Building an istringstream with a string temporary

Question

While trying my code to answer another question I found out that the following didn't compile

#include <iostream>
#include <cstring>
#include <sstream>
#include <string>

using namespace std;

// (main omitted)
const char * coin = "3D";
istringstream ss(string(s));
int i;
ss >> hex >> i;              <--- error here
cout << (char) i << endl;

It failed with the following error:

test.cpp:15:11: error: invalid operands of types ‘std::istringstream(std::string) {aka std::basic_istringstream<char>(std::basic_string<char>)}’ and ‘std::ios_base&(std::ios_base&)’ to binary ‘operator>>’

While the following compiled and ran properly :

const char* coin = "3D";
string s(coin);
istringstream ss(s); // or directly istringstream ss("3D")
int i;
ss >> hex >> i;              
cout << (char) i << endl;

If I look at the definition of the constructor of istringstream, it accepts const std::string& (actually the basic_string<char> equivalent), and that compiles. So I guess the template argument deduction has a behaviour I don't understand and create a not so conform istringstream, but why ?

I am using GCC 4.6.1 (Ubuntu flavor).

EDIT : since istringstream is a typedef, I doubt there's any problem with templates in the end.

Answer 1

istringstream ss(string(s));

Your compiler thinks that's a declaration of a function taking a string (named s) and returning an istringstream. Surround the argument in parentheses in order to disambiguate it. By the way, what is s? Did you mean coin there?

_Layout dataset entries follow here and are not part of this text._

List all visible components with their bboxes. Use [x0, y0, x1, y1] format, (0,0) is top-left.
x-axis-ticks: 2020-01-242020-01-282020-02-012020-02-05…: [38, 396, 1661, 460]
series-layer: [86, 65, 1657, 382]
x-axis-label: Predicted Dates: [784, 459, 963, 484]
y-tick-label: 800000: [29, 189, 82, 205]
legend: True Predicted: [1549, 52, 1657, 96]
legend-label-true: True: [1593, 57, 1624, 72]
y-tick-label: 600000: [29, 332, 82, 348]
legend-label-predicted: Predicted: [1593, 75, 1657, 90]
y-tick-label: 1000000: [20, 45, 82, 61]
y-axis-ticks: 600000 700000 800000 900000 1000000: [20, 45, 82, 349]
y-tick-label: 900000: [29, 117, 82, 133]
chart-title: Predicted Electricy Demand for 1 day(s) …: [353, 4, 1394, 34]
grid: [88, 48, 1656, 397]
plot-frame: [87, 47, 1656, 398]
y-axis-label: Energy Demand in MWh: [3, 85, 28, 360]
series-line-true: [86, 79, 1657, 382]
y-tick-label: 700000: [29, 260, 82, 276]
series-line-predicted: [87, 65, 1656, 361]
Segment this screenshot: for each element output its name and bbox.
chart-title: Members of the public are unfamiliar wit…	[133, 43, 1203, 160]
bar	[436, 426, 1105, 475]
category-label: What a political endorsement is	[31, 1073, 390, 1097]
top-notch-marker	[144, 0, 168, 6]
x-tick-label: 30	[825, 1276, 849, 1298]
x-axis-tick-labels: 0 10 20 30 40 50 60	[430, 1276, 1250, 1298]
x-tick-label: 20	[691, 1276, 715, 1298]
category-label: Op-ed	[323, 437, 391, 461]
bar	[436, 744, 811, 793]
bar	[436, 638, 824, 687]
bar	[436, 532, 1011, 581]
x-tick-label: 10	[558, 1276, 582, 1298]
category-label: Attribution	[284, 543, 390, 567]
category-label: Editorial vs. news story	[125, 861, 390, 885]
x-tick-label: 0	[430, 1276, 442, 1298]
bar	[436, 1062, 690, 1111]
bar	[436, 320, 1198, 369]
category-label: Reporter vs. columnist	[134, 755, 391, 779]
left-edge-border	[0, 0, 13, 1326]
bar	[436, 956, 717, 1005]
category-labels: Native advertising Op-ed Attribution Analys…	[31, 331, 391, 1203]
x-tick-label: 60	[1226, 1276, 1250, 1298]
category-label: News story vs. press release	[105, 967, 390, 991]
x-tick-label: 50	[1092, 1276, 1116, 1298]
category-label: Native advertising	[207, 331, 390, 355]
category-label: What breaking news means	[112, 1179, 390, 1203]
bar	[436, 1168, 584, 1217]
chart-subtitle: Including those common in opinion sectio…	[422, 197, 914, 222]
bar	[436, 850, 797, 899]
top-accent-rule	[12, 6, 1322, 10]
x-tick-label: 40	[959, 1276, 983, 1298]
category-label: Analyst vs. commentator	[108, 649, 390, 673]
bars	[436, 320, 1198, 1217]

istringstream ss( (string(coin)) );

Read this if you are confused.

In this particular case, you could of course have just done this:

istringstream ss(coin);

If your compiler supports it, you can also avoid the MVP using uniform initialization syntax:

istringstream ss{string{coin}};

That probably looks a bit odd to most people, I know it looks odd to me, but that's just because I'm so used to the old syntax.